An awful thing happens there, although the full story isn’t revealed until late in the novel. Perhaps the only flaw in this otherwise pitch-perfect book is the repeated foreshadowing of that long-ago event, which the hero thinks of as “the Ma Didds horror.” (Those familiar with Stella Gibbons’s classic burlesque of English rural folkways, “Cold Comfort Farm,” are likely to be reminded of the constant, lugubrious announcements by Great Aunt Ada Doom that she “saw something nasty in the woodshed.”) When Old Filth finally confesses all to a priest, incorrectly assuming he has suffered a fatal heart attack, the chief effect is to let readers know that his choice of a nickname may not have been the witty, self-deprecating japery others have assumed. At one point, he tells himself, “I feel, truly, filth.”

As past scenes unfold, Old Filth’s old age back in England moves on as well, and not for the better. His wife, Betty, dies of a heart attack while planting tulips. She has been the only steadfast companion he’s ever known, a friend rather than a passion — their marriage was childless — and he is left emotionally adrift by her absence. He receives two letters in which he is congratulated for the rectitude and silence he displayed in the face of Betty’s adulterous affair with Terry Veneering, a British lawyer in Hong Kong and a man Old Filth hated. (Brief, earlier glimpses of Betty’s memories have confirmed this fact, and two identical strands of excellent pearls, gifts to Betty from her husband and her lover, pop in and out of the story to add further amplification.) Old Filth reads these letters but does not evidently register what they say. When, in one of the novel’s many unexpected twists, Veneering moves into a neighboring house, the two old enemies, widowers both, become friends. Old Filth tells his former rival that Betty “was very faithful.”

Emotionally stunted, impeccably tailored in a style at least half a century out of fashion, Sir Edward Feathers might be treated as a figure of fun or as a case history in the costs of the British Empire to its children, who were deprived of their parents and left with a permanent sense of not belonging anywhere, a phenomenon that has been thoroughly documented elsewhere. The novel twice mentions the similarities between Old Filth’s early life and that of Rudyard Kipling, and in her acknowledgments Gardam cites her indebtedness to both Kipling’s autobiography, “Something of Myself,” and his short story “Baa Baa Black Sheep.”

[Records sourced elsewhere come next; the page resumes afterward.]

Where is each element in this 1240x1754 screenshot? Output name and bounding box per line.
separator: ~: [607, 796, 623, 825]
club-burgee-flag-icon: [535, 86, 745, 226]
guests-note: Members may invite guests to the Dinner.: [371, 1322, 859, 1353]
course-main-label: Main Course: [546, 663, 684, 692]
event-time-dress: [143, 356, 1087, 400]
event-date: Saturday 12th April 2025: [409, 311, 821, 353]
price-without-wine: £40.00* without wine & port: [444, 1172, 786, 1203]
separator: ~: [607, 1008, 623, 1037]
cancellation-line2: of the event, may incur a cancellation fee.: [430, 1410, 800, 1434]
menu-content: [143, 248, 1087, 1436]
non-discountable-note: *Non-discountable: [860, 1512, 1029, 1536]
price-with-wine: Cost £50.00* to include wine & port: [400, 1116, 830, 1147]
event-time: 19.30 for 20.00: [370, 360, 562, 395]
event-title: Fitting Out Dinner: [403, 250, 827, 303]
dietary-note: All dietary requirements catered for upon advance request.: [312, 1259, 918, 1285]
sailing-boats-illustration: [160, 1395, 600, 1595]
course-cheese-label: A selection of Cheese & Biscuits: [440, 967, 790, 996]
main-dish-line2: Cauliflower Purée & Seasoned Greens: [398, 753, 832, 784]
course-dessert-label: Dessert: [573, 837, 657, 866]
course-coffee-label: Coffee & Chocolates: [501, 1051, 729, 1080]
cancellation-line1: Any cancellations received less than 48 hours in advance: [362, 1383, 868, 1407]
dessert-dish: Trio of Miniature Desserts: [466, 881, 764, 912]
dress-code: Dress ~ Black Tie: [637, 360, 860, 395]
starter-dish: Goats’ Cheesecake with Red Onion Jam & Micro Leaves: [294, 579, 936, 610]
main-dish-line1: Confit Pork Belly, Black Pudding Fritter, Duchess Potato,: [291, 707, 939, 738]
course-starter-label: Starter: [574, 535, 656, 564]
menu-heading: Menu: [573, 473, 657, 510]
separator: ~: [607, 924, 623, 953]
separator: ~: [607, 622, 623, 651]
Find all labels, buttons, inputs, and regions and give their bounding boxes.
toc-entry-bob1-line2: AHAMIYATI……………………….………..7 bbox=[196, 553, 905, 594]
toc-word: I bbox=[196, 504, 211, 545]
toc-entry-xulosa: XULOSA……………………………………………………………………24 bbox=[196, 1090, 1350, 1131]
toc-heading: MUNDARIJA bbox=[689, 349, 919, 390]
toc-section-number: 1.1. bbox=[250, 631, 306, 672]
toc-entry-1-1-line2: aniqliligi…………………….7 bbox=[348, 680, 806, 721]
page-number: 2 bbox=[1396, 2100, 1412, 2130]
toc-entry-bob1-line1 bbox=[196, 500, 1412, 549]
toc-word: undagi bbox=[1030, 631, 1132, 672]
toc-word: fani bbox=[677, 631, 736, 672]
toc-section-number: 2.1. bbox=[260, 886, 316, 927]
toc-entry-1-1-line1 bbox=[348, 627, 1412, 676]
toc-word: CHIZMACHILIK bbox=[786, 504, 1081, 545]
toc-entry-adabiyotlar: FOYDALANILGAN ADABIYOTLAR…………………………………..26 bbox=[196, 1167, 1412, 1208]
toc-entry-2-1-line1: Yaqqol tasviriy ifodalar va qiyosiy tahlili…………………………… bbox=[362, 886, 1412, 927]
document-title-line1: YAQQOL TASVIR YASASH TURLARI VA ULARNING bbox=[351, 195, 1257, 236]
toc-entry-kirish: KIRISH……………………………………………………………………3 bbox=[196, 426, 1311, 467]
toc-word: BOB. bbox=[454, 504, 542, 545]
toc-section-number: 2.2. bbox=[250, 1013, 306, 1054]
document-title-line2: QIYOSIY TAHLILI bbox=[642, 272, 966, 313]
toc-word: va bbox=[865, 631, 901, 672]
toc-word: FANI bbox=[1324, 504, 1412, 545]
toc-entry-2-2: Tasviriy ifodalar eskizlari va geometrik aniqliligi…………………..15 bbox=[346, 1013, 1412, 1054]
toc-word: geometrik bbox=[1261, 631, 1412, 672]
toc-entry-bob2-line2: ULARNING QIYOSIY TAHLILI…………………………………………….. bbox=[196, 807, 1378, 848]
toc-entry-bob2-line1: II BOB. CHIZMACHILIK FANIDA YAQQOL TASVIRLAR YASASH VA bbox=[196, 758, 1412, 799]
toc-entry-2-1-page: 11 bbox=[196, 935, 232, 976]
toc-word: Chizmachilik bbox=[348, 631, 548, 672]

Yet the miracle of “Old Filth” is that its hero eludes sociological or psychological pigeonholing. If he is a characteristic Raj orphan, he is also triumphantly his own man, with a life full of unexpected turns and events of high comedy to offset and compensate for his unpromising beginnings. To wit, his experience during World War II assigned to the detail protecting Queen Mary, the mother of King George VI and grandmother of Elizabeth II. His height and slight stammer may remind the queen of her son; in any case, she makes young Feathers her favorite. Thus he becomes the recipient of many pleas from the queen’s beleaguered niece, an unwilling hostess when her aunt, accompanied by a retinue of 55 servants, is evacuated from wartime London: “She’s impossible. I’m the Duchess of Beaufort. I know I look like somebody’s cook, but that’s who I am, and this is my house. She’s only an evacuee.”

Gardam’s novel is an anthology of such bittersweet scenes, rendered by a novelist at the very top of her form. She may have taken the name of her hero’s Hong Kong rival, Veneering, from an unattractive social climber in Dickens’s “Our Mutual Friend,” but a reading of her new novel seems convincing proof that the name Old Filth also belongs in the Dickensian pantheon of memorable characters.